The Impact of Sales Tax on Selling Prices

Posted on the 17 July 2015 by Markwadsworth @Mark_Wadsworth

Using the same source for the relative price of goods for all US states (see previous post but one) and this handy table, from The Tax Foundation... we establish that there is no correlation whatsoever between the level of sales taxes (zero in three states, up to 9.46% in Tennessee)*.
Which is what we would expect. By and large, consumers have a lot of choice how to spend their money and whether to spend it or not; each business is set up to produce a fairly constant number of a narrow range of goods.
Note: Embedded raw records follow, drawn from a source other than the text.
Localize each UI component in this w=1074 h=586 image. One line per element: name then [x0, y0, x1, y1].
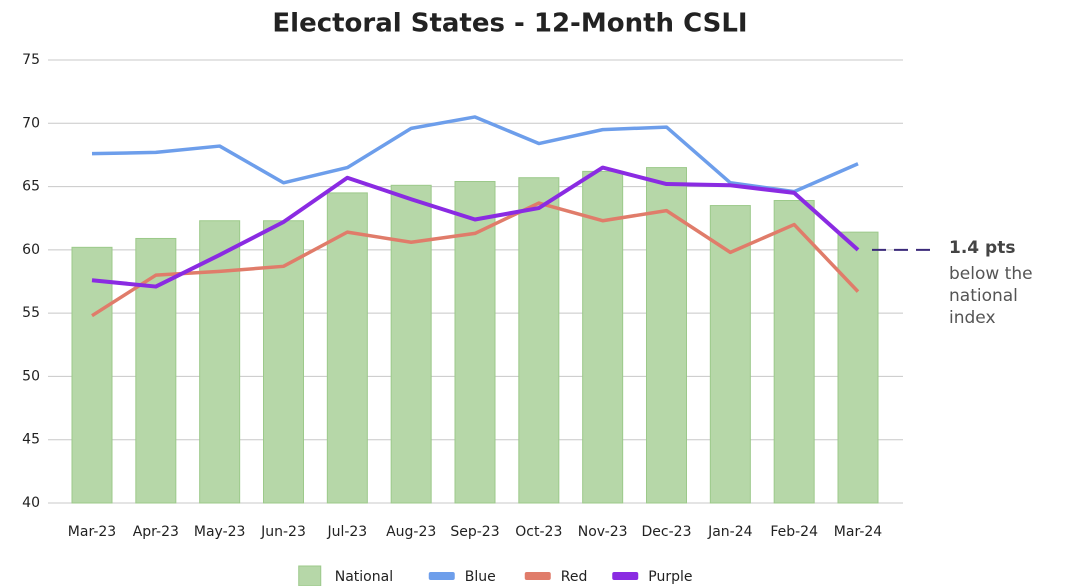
- x-tick-label: Dec-23: [642, 524, 692, 540]
- bar: [263, 220, 304, 504]
- line-series: [91, 201, 860, 318]
- bar: [390, 184, 432, 504]
- bar: [773, 199, 815, 504]
- legend-swatch: [428, 572, 455, 580]
- bar: [646, 167, 687, 504]
- x-tick-label: Apr-23: [133, 524, 179, 540]
- legend-label: National: [335, 569, 393, 585]
- y-tick-label: 40: [22, 495, 40, 511]
- y-tick-label: 60: [22, 242, 40, 258]
- legend-swatch: [524, 572, 551, 580]
- bar: [199, 220, 241, 504]
- y-tick-label: 75: [22, 52, 40, 68]
- annotation-text: index: [949, 308, 996, 328]
- bar: [71, 246, 113, 504]
- x-tick-label: Jul-23: [326, 524, 367, 540]
- y-tick-label: 70: [22, 115, 40, 131]
- x-tick-label: Sep-23: [450, 524, 499, 540]
- x-tick-label: Oct-23: [515, 524, 562, 540]
- y-tick-label: 65: [22, 179, 40, 195]
- x-tick-label: Mar-24: [834, 524, 882, 540]
- annotation-text: national: [949, 286, 1018, 306]
- y-tick-label: 45: [22, 432, 40, 448]
- annotation-title: 1.4 pts: [949, 238, 1015, 258]
- x-tick-label: Mar-23: [68, 524, 116, 540]
- x-tick-label: Feb-24: [770, 524, 818, 540]
- legend-label: Red: [561, 569, 588, 585]
- x-tick-label: May-23: [194, 524, 246, 540]
- bar: [326, 192, 368, 504]
- legend-label: Purple: [648, 569, 692, 585]
- annotation-text: below the: [949, 264, 1033, 284]
- legend-swatch: [612, 572, 639, 580]
- x-tick-label: Jan-24: [707, 524, 753, 540]
- bar: [518, 177, 560, 504]
- x-tick-label: Nov-23: [578, 524, 628, 540]
- x-tick-label: Jun-23: [260, 524, 306, 540]
- chart-title: Electoral States - 12-Month CSLI: [272, 9, 747, 39]
- line-series: [91, 115, 859, 194]
- legend-label: Blue: [465, 569, 496, 585]
- bar: [582, 170, 624, 504]
- bar: [709, 205, 751, 504]
- bar: [135, 237, 177, 504]
- x-tick-label: Aug-23: [386, 524, 436, 540]
- y-tick-label: 55: [22, 305, 40, 321]
- line-series: [91, 165, 860, 289]
- y-tick-label: 50: [22, 368, 40, 384]
- legend-swatch: [298, 565, 322, 586]
- bar: [454, 181, 496, 504]
- bar: [837, 231, 879, 504]
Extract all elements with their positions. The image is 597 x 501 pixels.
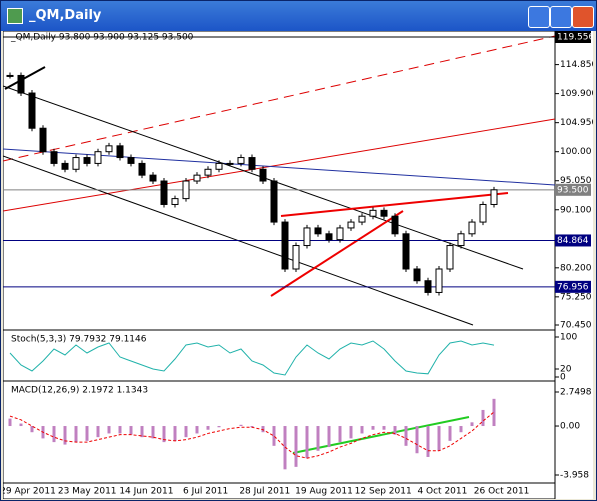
chart-area: _QM,Daily 93.800 93.900 93.125 93.500 St…: [3, 31, 593, 499]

If demand is more price sensitive than supply, the supplier bears the tax (selling price unchanged and the supplier accepts lower profits per unit); and if supply is more price sensitive than demand, then the consumer bears the tax (prices go up by the amount of the tax).**
We've seen exactly the same with changes in the VAT rate in the UK and other European countries, selling prices remain unchanged, but profits and/or output levels change quite a lot - and nobody has ever produced any data to suggest otherwise. You can pick holes as much as you like, those are just observable and easily explainable facts.
* Actually, the coefficient of correlation between prices and the state average Sales Tax rate comes out as negative 0.16, heck knows how that happened.
** So land is at one extreme end of the spectrum and tobacco is at the other.